Zrobiłam się cała czerwona
-Dobra... już wiesz jak stać. By jechać trzeba na początku odpychać się lewą nogą. Jak osiągniesz wystarczającą prędkość dajesz nogę, którą się odpychałaś na deskę i przyjmujesz pozycję. To proste
Zrobiłam to co mi kazał. Szło mi świetnie do pewnego momentu.. Nie powiedział mi jak się zatrzymać. Deskorolka nagle mi skręciła i wjechałam na tor do jazdy. Prawie się zderzyłam z jakimś chłopakien
-Scott!- Zaczęłam krzyczeć
Wjechałam na jakieś podwyższenie i zaczęłam jechać do tyłu. Straciłam równowagę i zleciałam z deski. Przeturlałam się ma sam dół i ktoś we mnie wjechał.
-Auu...- Jęknęłam
-Co ty sobie myślisz- Warknął gość, który leżał na mnie, wstał, wziął deskę i sobie poszedł
Scott szybko do mnie podbiegł
-Kurde, wystarczyło nawet zeskoczyć z deskorolki! Nic ci nie jest?
-Nie, nic mi nie jest!- Odparłam z ironią- Lepiej pomóż mi wstać
Podałam mu rękę, a on ją złapał i mnie podciągnął. Wytrzepałam się i popatrzyłam czy nic mi nie jest. Miałam pięknie rozwalone kolano. Na szczęście nic nie bolało
-Chodź do mojego domu, obmyjemy ranę i w ogóle
Przesiedziałam całe popołudnie u Scotta, był już późny wieczór. Oglądaliśmy jakiś horror w telewizji. Zamiast uważać rozmyślałam czy chłopak... mi się podoba.Tylko jak to może być możliwe? Ostatnio straciłam Damiana, on ma dziewczynę...

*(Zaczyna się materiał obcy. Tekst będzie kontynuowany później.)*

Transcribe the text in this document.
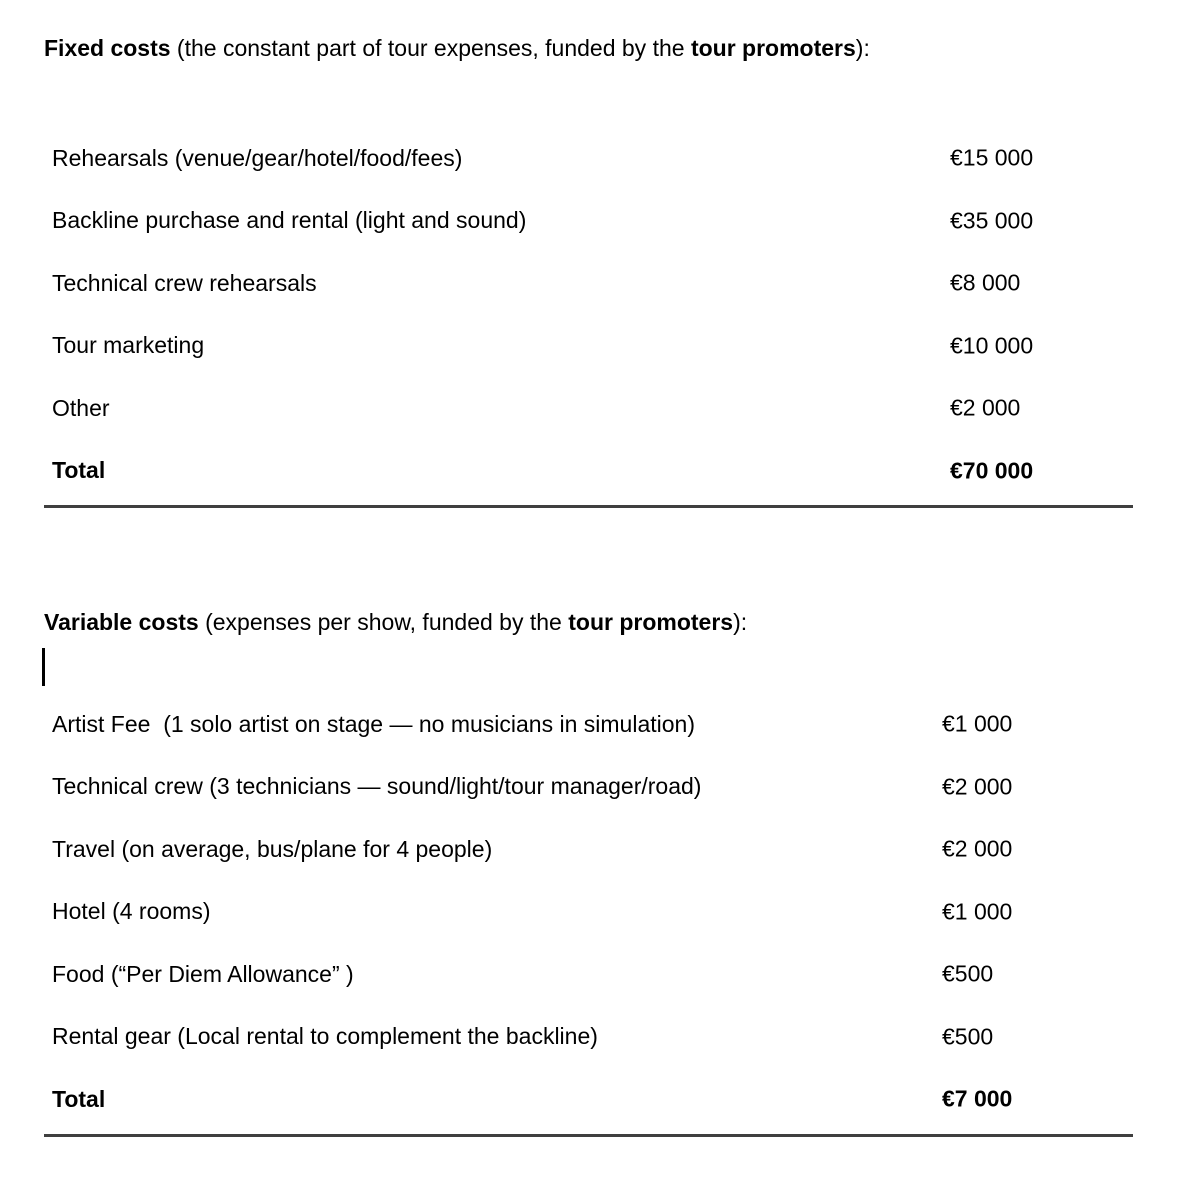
Fixed costs (the constant part of tour expenses, funded by the tour promoters):
Rehearsals (venue/gear/hotel/food/fees)	€15 000
Backline purchase and rental (light and sound)	€35 000
Technical crew rehearsals	€8 000
Tour marketing	€10 000
Other	€2 000
Total	€70 000
Variable costs (expenses per show, funded by the tour promoters):
Artist Fee  (1 solo artist on stage — no musicians in simulation)	€1 000
Technical crew (3 technicians — sound/light/tour manager/road)	€2 000
Travel (on average, bus/plane for 4 people)	€2 000
Hotel (4 rooms)	€1 000
Food (“Per Diem Allowance” )	€500
Rental gear (Local rental to complement the backline)	€500
Total	€7 000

-Chcę ci coś powiedzieć- Przerwał moje rozmyślania Scott.
-Wal śmiało- Odparłam i zaczęłam pić kolę
-Bo ja... zakochałem się w tobie
Tak mnie to zszokowało, że wyplułam cały napój. Może robił sobie żart? Na pewno nie
-Megan- Powiedziałam tylko
-Nie kocham jej, TY mi się podobasz
-Mam problem, ty też mi się podobasz
Scott złapał mnie za ramiona i przysunął do siebie. Złożył na moich ustach lekki pocałunek, a ja nie protestowałam.
-Jeżeli byśmy mieli być razem... zerwij w takim razie z Megan
-Lepiej jak ty to zrobisz...
-Nie. Zadzwoń do niej teraz
Scott niechętnie sięgnął po telefon Wystukał dziewięć cyfr na klawiaturze i kliknął w zieloną słuchawkę. Po trzech sygnałach odebrała
-Hej!- Przywitała się
-Cześć... musimy się spotkać
-No dobrze... pa
-Pa
Rozłączył się i rzucił komórkę na kanapę.